Worth lui avait raccroché au nez, lui coupant très efficacement la parole. Bien qu'à mon avis, ce ne soit pas tellement judicieux. Ce que je ne manquai pas de lui faire remarquer.

— Comment pouvez-vous savoir... ? commença-t-il à me demander, s'interrompant de lui-même quand je lui lançai un coup d'œil éloquent dans le rétroviseur, en ayant pris soin de baisser les lunettes de soleil, avant de les remettre tout de suite après.

— D'accord...si je comprends bien, il n'y a pas que la vue qui a changé ?

— Exactement, lui confirmai-je en constatant que je parlais instinctivement plus bas maintenant. Pourquoi avoir prévenu vos collègues ?

— Parce que c'est ce que l'on s'attend à me voir faire quand on me connait et votre collègue au bar m'avait l'air bien pipelette. Alors, j'ai préféré prendre les devants. Sans compter que nous pourrions peut-être en apprendre plus sur ce type...

— Et si les métamorphes l'apprennent...vous y avez pensé ? m'exclamai-je, agacée qu'il ne mesure pas le danger qu'ils pouvaient représenter.

— Et après... ? Je suis déjà dedans jusqu'au cou alors...

— Oh non ! Là vous n'effleurer que le sommet de l'iceberg, mon pauvre ami ! Et croyez-moi, vous n'avez pas du tout envie de savoir ce qui se trouve en-dessous...

Worth ne me répondit pas et se contenta de me renvoyer un regard borné et boudeur par rétroviseur interposé. Nous arrivâmes enfin devant notre immeuble, où je me garai en vrac sur le trottoir. Pas question que je tente un créneau en ce moment...mes nerfs et la voiture n'y survivraient pas ! J'ouvris ma portière, me demandant comment faire pour installer Hannah le mieux possible, pour le trajet plus long qui nous attendait.
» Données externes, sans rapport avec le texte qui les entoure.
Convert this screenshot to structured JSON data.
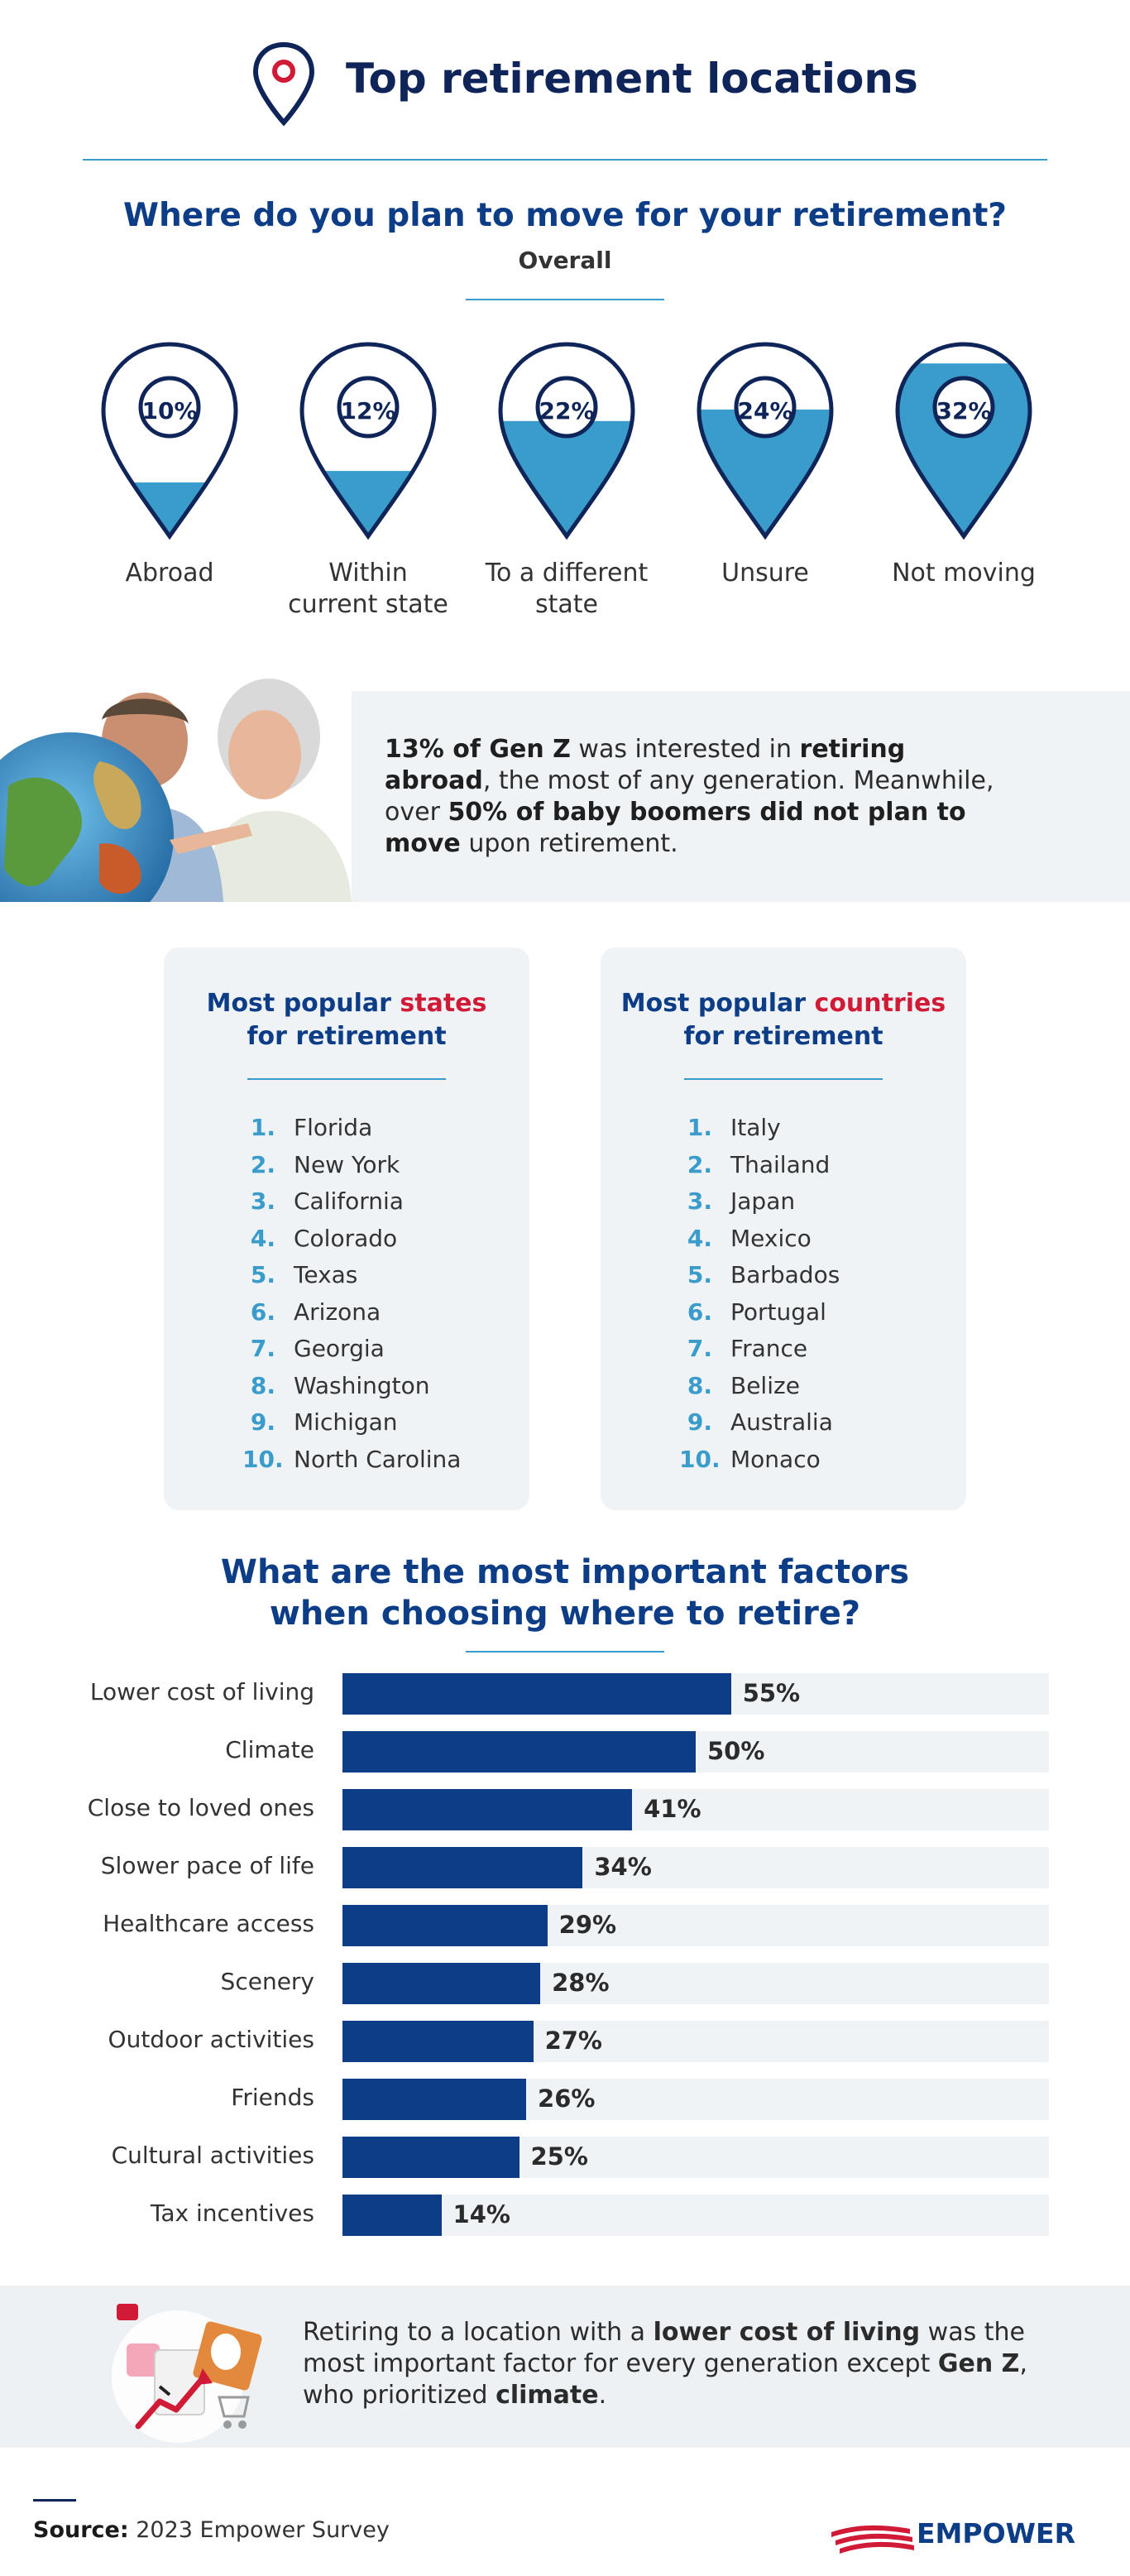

J'eu un mal fou à m'extraire de la voiture, tellement j'avais mal partout. Tous mes membres me faisaient souffrir, comme après une séance particulièrement intensive de sport. Sans compter que mes yeux me brûlaient horriblement et que ma tête ressemblait à un tambour. En résumé...j'étais une loque. Pas une grande nouveauté pour moi ces derniers temps ! constatai-je amèrement. Cette sensation désagréable étant presque devenue la norme chez moi, depuis que j'avais rencontré ces fichus métamorphes de malheur.

— Christina, j'ai besoin d'aide ! me rappela à l'ordre et d'un ton limite exaspéré, monsieur inspecteur ronchon. Je crois qu'elle est en train de se réveiller...

— Oh non, ce n'est pas le moment...gémis-je, la tête dans les mains, tandis que je finissais de me lever de mon siège avec difficulté.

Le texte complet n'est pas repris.